The algorithms improve their performance as the number of samples available for learning increases.
What is Supervised Learning?
Finds patterns (and develops predictive models) using both, input data (images of the road) and output data (steering angle).
All Supervised Learning techniques can solve Classification or Regression issues.
Binary classification. The algorithm classifies data into two categories.
Multiclass classification. This requires the algorithm to choose between more than two types of answers for a target variable.
Regression. Regression models predict continuous values, while classification models consider categorical ones. For instance, predicting net profit as a measurement of the customer lifetime value is a standard regression problem.
We chose Regression. Our model will predict a steering angle between 0° and 180°.
The main difficulty is to create the Data
We did it in two ways:
- Mac Two Data : We drove the car with the joystick into Wavestone’s hallways and each image taken had an associated angle (really fun!)
- We found a simulator that helped us create simulated data
We have made several code optimizations and choose a fast and light machine learning model.
This allowed us to make an average of 20 decisions per second!
Get Deep into the Science:
If you want to know more about Deep Learning: here is a great introduction video !
We used the architecture developed by Nvidia paper “End to End Learning for Self-Driving Cars “.

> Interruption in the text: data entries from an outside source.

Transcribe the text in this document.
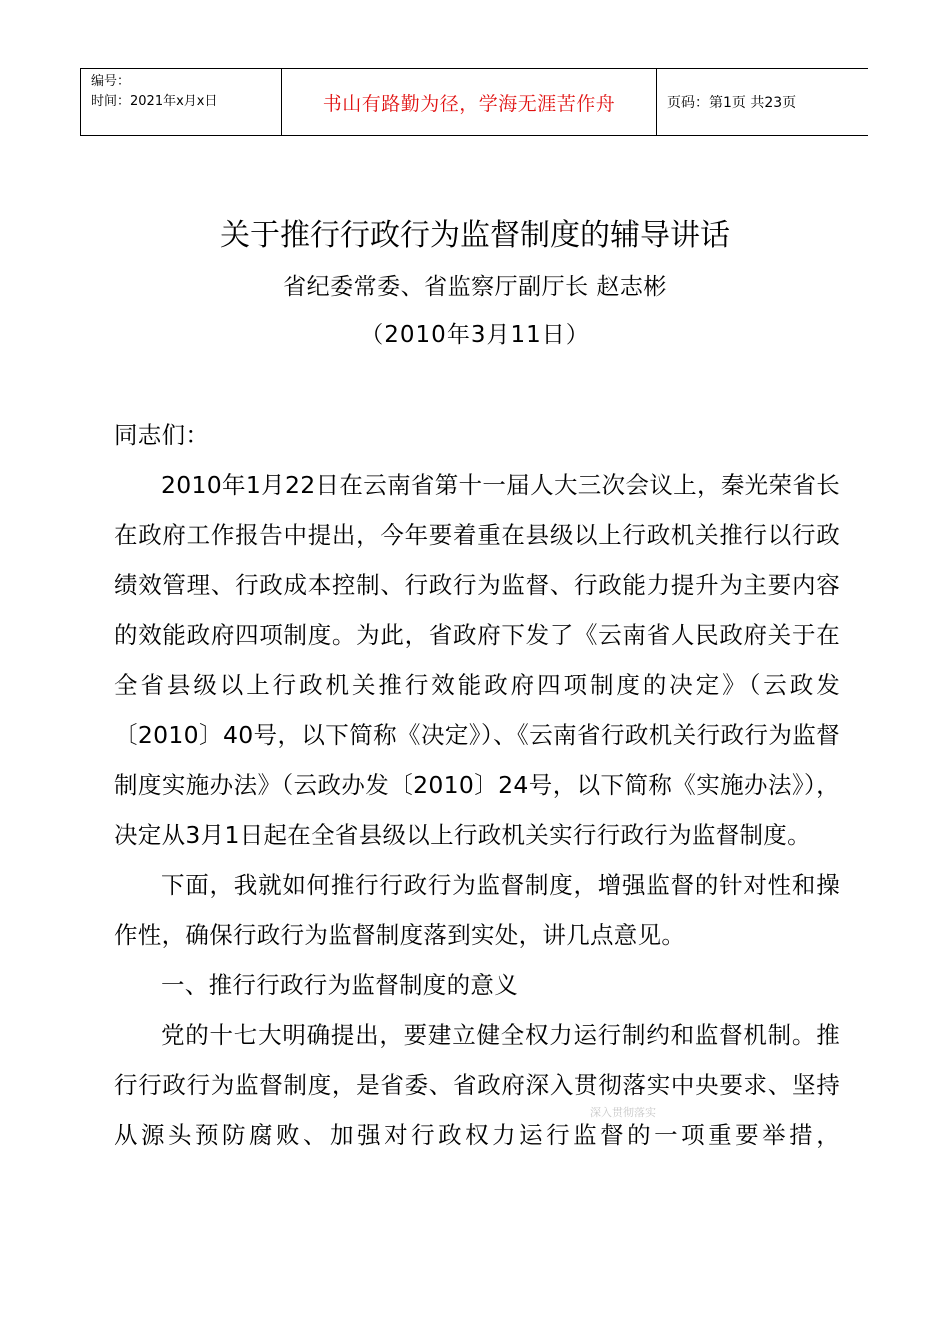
编号：
时间：2021年x月x日	书山有路勤为径，学海无涯苦作舟	页码：第1页 共23页
关于推行行政行为监督制度的辅导讲话
省纪委常委、省监察厅副厅长 赵志彬
（2010年3月11日）

同志们：

2010年1月22日在云南省第十一届人大三次会议上，秦光荣省长在政府工作报告中提出，今年要着重在县级以上行政机关推行以行政绩效管理、行政成本控制、行政行为监督、行政能力提升为主要内容的效能政府四项制度。为此，省政府下发了《云南省人民政府关于在全省县级以上行政机关推行效能政府四项制度的决定》（云政发〔2010〕40号，以下简称《决定》）、《云南省行政机关行政行为监督制度实施办法》（云政办发〔2010〕24号，以下简称《实施办法》），决定从3月1日起在全省县级以上行政机关实行行政行为监督制度。

下面，我就如何推行行政行为监督制度，增强监督的针对性和操作性，确保行政行为监督制度落到实处，讲几点意见。

一、推行行政行为监督制度的意义

党的十七大明确提出，要建立健全权力运行制约和监督机制。推行行政行为监督制度，是省委、省政府深入贯彻落实中央要求、坚持从源头预防腐败、加强对行政权力运行监督的一项重要举措，

深入贯彻落实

Here is our architecture and you can see five convolutions. The purpose of a convolution is to break the scales to allow the processing of small amounts of information
It allows to extract features from the input images as you can see in the next image
It works! How to make it work better?
We now want to add a way to manage speed. From the beginning, we carried out tests at a constant speed.
Problem: we have no way to access the speed in real time!
We only have access to the predicted angle.
In variable speed: We use a Gaussian function : for example, if the predicted angle is 90° (straight), the induced speed is maximum. The more the car turns, the lower the speed is.
To add the notion of braking, we use the history of angles predicted. We then have an idea of our speed and our place on the circuit (enter a turn at high speed => BRAKE).